Sulsel,BeritaQ.com
Ibu Guru Kelas VI (enam), dengan nama lengkapnya Fujiastuti (48). Ia adalah guru di SDN 011 Rante Pasang Desa Buangin Kecamatan Sabbang Selatan Kabupaten Luwu Utara, Sulawesi Selatan (Sulsel).
Dalam menjalani kesehariannya sebagai guru selama masa pandemi virus corona, ia relah jalan kaki di tiga Desa yakni Desa Kampung Baru Dusun To’Bau, Dusun Karawak, Desa Buangin di Dusun Rantepasang dan Pangkaruk, di Desa Dandang Dusun Pangalli (yang ada murid kelas VI (6).
Aktivitas belajar dilakukan dari rumah dengan satu titik kumpul 5 sampai 8 murid selama lebih dari sebulan ini yang kelas VI (6).

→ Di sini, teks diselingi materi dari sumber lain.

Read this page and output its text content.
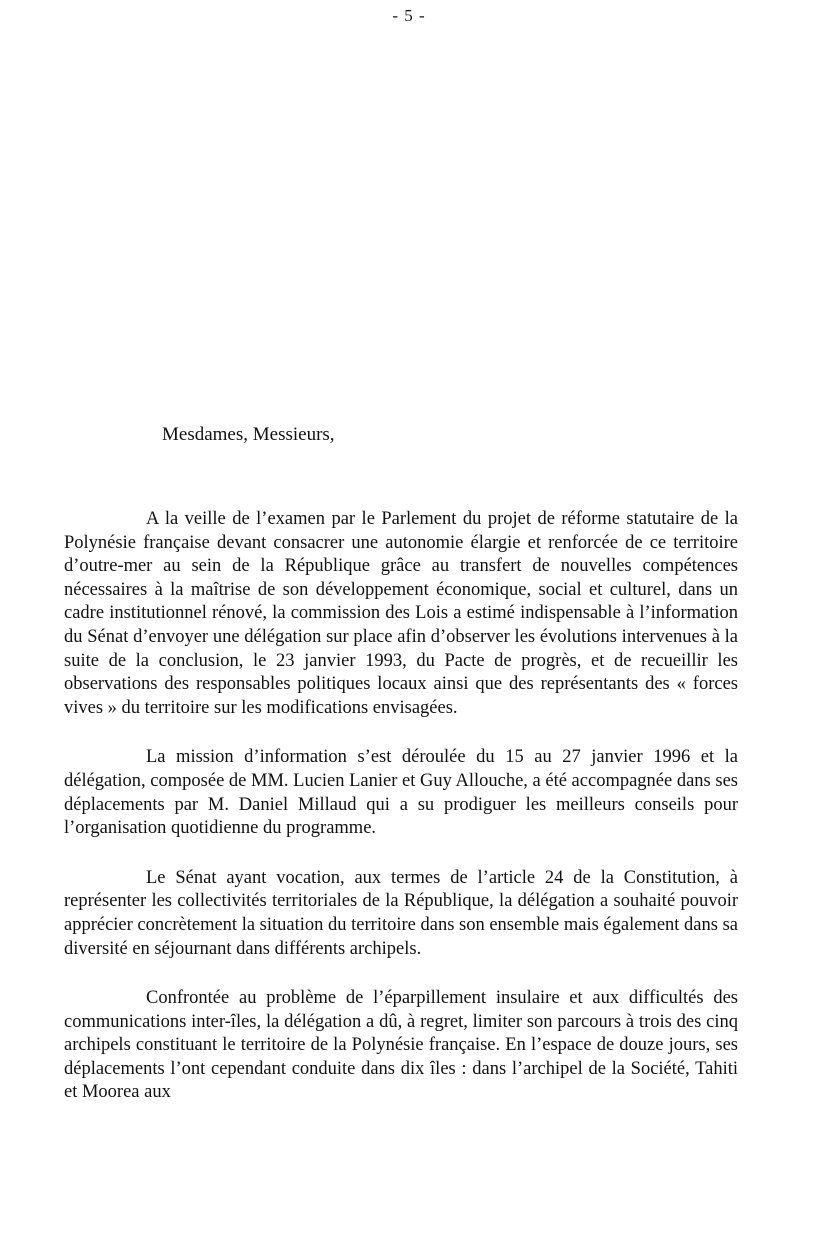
- 5 -
Mesdames, Messieurs,

A la veille de l’examen par le Parlement du projet de réforme statutaire de la Polynésie française devant consacrer une autonomie élargie et renforcée de ce territoire d’outre-mer au sein de la République grâce au transfert de nouvelles compétences nécessaires à la maîtrise de son développement économique, social et culturel, dans un cadre institutionnel rénové, la commission des Lois a estimé indispensable à l’information du Sénat d’envoyer une délégation sur place afin d’observer les évolutions intervenues à la suite de la conclusion, le 23 janvier 1993, du Pacte de progrès, et de recueillir les observations des responsables politiques locaux ainsi que des représentants des « forces vives » du territoire sur les modifications envisagées.

La mission d’information s’est déroulée du 15 au 27 janvier 1996 et la délégation, composée de MM. Lucien Lanier et Guy Allouche, a été accompagnée dans ses déplacements par M. Daniel Millaud qui a su prodiguer les meilleurs conseils pour l’organisation quotidienne du programme.

Le Sénat ayant vocation, aux termes de l’article 24 de la Constitution, à représenter les collectivités territoriales de la République, la délégation a souhaité pouvoir apprécier concrètement la situation du territoire dans son ensemble mais également dans sa diversité en séjournant dans différents archipels.

Confrontée au problème de l’éparpillement insulaire et aux difficultés des communications inter-îles, la délégation a dû, à regret, limiter son parcours à trois des cinq archipels constituant le territoire de la Polynésie française. En l’espace de douze jours, ses déplacements l’ont cependant conduite dans dix îles : dans l’archipel de la Société, Tahiti et Moorea aux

Guru dan siswa diminta memanfaatkan teknologi. Materi pembelajaran diberikan secara online, tapi tak semudah dengan murid di pelosok pelosok.
“Praktiknya tak semudah itu bagi Fujiastuti dan para siswanya. Fasilitas belajar online tak dimiliki semua siswa. Jangankan laptop, ponsel saja ada yang tak punya,” tuturnya pada media ini, Senin 9 November 2020 di Dusun Pangalli Desa Dandang tepatnya di rumah anggota Komite SDN 011 Rante Pasang bapak Y.Bunga.
Fujiastuti tak ingin menambah beban para orangtua siswa. Ia memilih menyambangi rumah siswanya di satu titik kumpul yang telah disepakati dengan siswanya. Jarak tempuhnya tak dekat dengan berjalan kaki.
“Sudah beberapa minggu saya berada dalam posisi yang dilematis. Ini tentang imbauan pak Menteri Pendidikan agar bekerja dari rumah. Ini jelas tidak bisa saya lakukan, karena murid saya tidak punya sarana untuk belajar dari rumah. Mereka tidak punya smartphone, juga tidak punya laptop. Jikapun misalnya punya, dana untuk beli kuota internet akan membebani orangtua/wali murid,” demikian terang Fujiastuti.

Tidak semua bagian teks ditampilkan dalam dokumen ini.